# puppy bathing schedule



## kobe3001 (Sep 17, 2007)

My puppy rolls around in grassy areas a lot. How often should I bathe him (he hates baths) and I read that you can use baking soda for dry baths for dogs. 

It would be great to know if it's safe/advisable for puppies and if anyone has any better suggestions. 
I'd also like to know how often I should give him a dry bath between regular baths.


----------



## GreatDaneMom (Sep 21, 2007)

i try to only give my pup a bath once a month. more than that can cause the natural oils to strip and cause dry flaky skin. i dont use dry shampoo or anything inbetween aside from baby wipes. maybe someone else i more helpful there...


----------



## all4thedogs (Sep 25, 2006)

It depends on his breed.
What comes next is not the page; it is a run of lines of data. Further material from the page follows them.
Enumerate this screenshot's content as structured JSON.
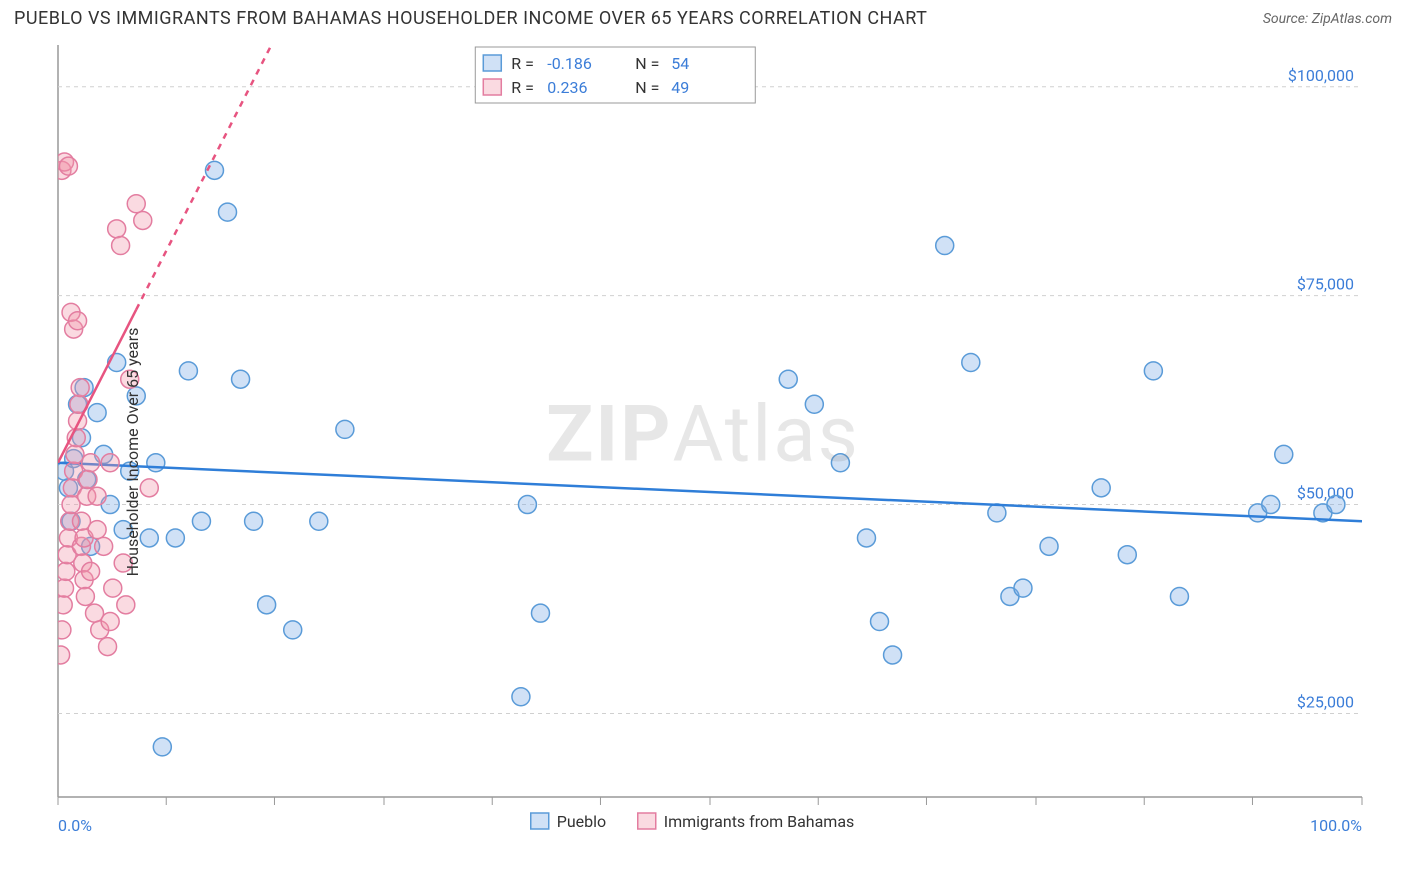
{
  "header": {
    "title": "PUEBLO VS IMMIGRANTS FROM BAHAMAS HOUSEHOLDER INCOME OVER 65 YEARS CORRELATION CHART",
    "source": "Source: ZipAtlas.com"
  },
  "watermark": {
    "part1": "ZIP",
    "part2": "Atlas"
  },
  "chart": {
    "type": "scatter",
    "ylabel": "Householder Income Over 65 years",
    "xlim": [
      0,
      100
    ],
    "ylim": [
      15000,
      105000
    ],
    "x_axis": {
      "min_label": "0.0%",
      "max_label": "100.0%",
      "label_color": "#3b7dd8",
      "tick_positions": [
        0,
        8.3,
        16.6,
        25,
        33.3,
        41.6,
        50,
        58.3,
        66.6,
        75,
        83.3,
        91.6,
        100
      ]
    },
    "y_axis": {
      "gridlines": [
        {
          "value": 25000,
          "label": "$25,000"
        },
        {
          "value": 50000,
          "label": "$50,000"
        },
        {
          "value": 75000,
          "label": "$75,000"
        },
        {
          "value": 100000,
          "label": "$100,000"
        }
      ],
      "label_color": "#3b7dd8",
      "grid_color": "#d0d0d0"
    },
    "background_color": "#ffffff",
    "border_color": "#999999",
    "marker_radius": 9,
    "marker_stroke_width": 1.5,
    "series": [
      {
        "name": "Pueblo",
        "fill": "rgba(120,170,230,0.35)",
        "stroke": "#5a9bd8",
        "R": "-0.186",
        "N": "54",
        "trend": {
          "x1": 0,
          "y1": 55000,
          "x2": 100,
          "y2": 48000,
          "color": "#2f7ed8",
          "width": 2.5,
          "dash_after_x": null
        },
        "points": [
          [
            0.5,
            54000
          ],
          [
            0.8,
            52000
          ],
          [
            1.0,
            48000
          ],
          [
            1.2,
            55500
          ],
          [
            1.5,
            62000
          ],
          [
            1.8,
            58000
          ],
          [
            2.0,
            64000
          ],
          [
            2.2,
            53000
          ],
          [
            2.5,
            45000
          ],
          [
            3.0,
            61000
          ],
          [
            3.5,
            56000
          ],
          [
            4.0,
            50000
          ],
          [
            4.5,
            67000
          ],
          [
            5.0,
            47000
          ],
          [
            5.5,
            54000
          ],
          [
            6.0,
            63000
          ],
          [
            7.0,
            46000
          ],
          [
            7.5,
            55000
          ],
          [
            8.0,
            21000
          ],
          [
            9.0,
            46000
          ],
          [
            10.0,
            66000
          ],
          [
            11.0,
            48000
          ],
          [
            12.0,
            90000
          ],
          [
            13.0,
            85000
          ],
          [
            14.0,
            65000
          ],
          [
            15.0,
            48000
          ],
          [
            16.0,
            38000
          ],
          [
            18.0,
            35000
          ],
          [
            20.0,
            48000
          ],
          [
            22.0,
            59000
          ],
          [
            35.5,
            27000
          ],
          [
            36.0,
            50000
          ],
          [
            37.0,
            37000
          ],
          [
            56.0,
            65000
          ],
          [
            58.0,
            62000
          ],
          [
            60.0,
            55000
          ],
          [
            62.0,
            46000
          ],
          [
            63.0,
            36000
          ],
          [
            64.0,
            32000
          ],
          [
            68.0,
            81000
          ],
          [
            70.0,
            67000
          ],
          [
            72.0,
            49000
          ],
          [
            73.0,
            39000
          ],
          [
            74.0,
            40000
          ],
          [
            76.0,
            45000
          ],
          [
            80.0,
            52000
          ],
          [
            82.0,
            44000
          ],
          [
            84.0,
            66000
          ],
          [
            86.0,
            39000
          ],
          [
            92.0,
            49000
          ],
          [
            93.0,
            50000
          ],
          [
            94.0,
            56000
          ],
          [
            97.0,
            49000
          ],
          [
            98.0,
            50000
          ]
        ]
      },
      {
        "name": "Immigrants from Bahamas",
        "fill": "rgba(240,150,170,0.35)",
        "stroke": "#e37da0",
        "R": "0.236",
        "N": "49",
        "trend": {
          "x1": 0,
          "y1": 55000,
          "x2": 18,
          "y2": 110000,
          "color": "#e75480",
          "width": 2.5,
          "dash_after_x": 6
        },
        "points": [
          [
            0.2,
            32000
          ],
          [
            0.3,
            35000
          ],
          [
            0.4,
            38000
          ],
          [
            0.5,
            40000
          ],
          [
            0.6,
            42000
          ],
          [
            0.7,
            44000
          ],
          [
            0.8,
            46000
          ],
          [
            0.9,
            48000
          ],
          [
            1.0,
            50000
          ],
          [
            1.1,
            52000
          ],
          [
            1.2,
            54000
          ],
          [
            1.3,
            56000
          ],
          [
            1.4,
            58000
          ],
          [
            1.5,
            60000
          ],
          [
            1.6,
            62000
          ],
          [
            1.7,
            64000
          ],
          [
            1.8,
            45000
          ],
          [
            1.9,
            43000
          ],
          [
            2.0,
            41000
          ],
          [
            2.1,
            39000
          ],
          [
            2.2,
            51000
          ],
          [
            2.3,
            53000
          ],
          [
            0.3,
            90000
          ],
          [
            0.5,
            91000
          ],
          [
            0.8,
            90500
          ],
          [
            1.0,
            73000
          ],
          [
            1.2,
            71000
          ],
          [
            1.8,
            48000
          ],
          [
            2.0,
            46000
          ],
          [
            2.5,
            42000
          ],
          [
            2.5,
            55000
          ],
          [
            3.0,
            47000
          ],
          [
            3.0,
            51000
          ],
          [
            3.5,
            45000
          ],
          [
            4.0,
            55000
          ],
          [
            4.2,
            40000
          ],
          [
            4.5,
            83000
          ],
          [
            4.8,
            81000
          ],
          [
            5.0,
            43000
          ],
          [
            5.2,
            38000
          ],
          [
            5.5,
            65000
          ],
          [
            6.0,
            86000
          ],
          [
            6.5,
            84000
          ],
          [
            7.0,
            52000
          ],
          [
            2.8,
            37000
          ],
          [
            3.2,
            35000
          ],
          [
            3.8,
            33000
          ],
          [
            4.0,
            36000
          ],
          [
            1.5,
            72000
          ]
        ]
      }
    ],
    "legend_top": {
      "box_stroke": "#999999",
      "stat_color": "#3b7dd8",
      "label_color": "#333333"
    },
    "legend_bottom": {
      "items": [
        "Pueblo",
        "Immigrants from Bahamas"
      ]
    }
  }
}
Some breeds require baths more then others. High maintence breeds are often bathed weekely. Just be sure to use a high quality shampoo (not human), and dilute it down. 

I personally bath my dogs 2-3 times a year and special occasions, but they are not high maintence breeds (grooming wise). 

You can use baby wipes between baths, they are especially great for the feet


----------



## TooneyDogs (Aug 6, 2007)

Brushing removes almost all of the dirt and debris from a dogs coat. It also spreads the natural oils and removes the dead hair.


----------



## kobe3001 (Sep 17, 2007)

all4thedogs said:


> It depends on his breed. Some breeds require baths more then others.


He is a lab mix, about 18 lbs, 3 months old.
He doesn't particularly smell, but rolls around in the most unfortunate, dirty grass he can find. We have a shoes-off policy at home and take care to clean his paws with wipes the moment we come in, but I would like to figure out how to clean him up as often as possible without harming him!


----------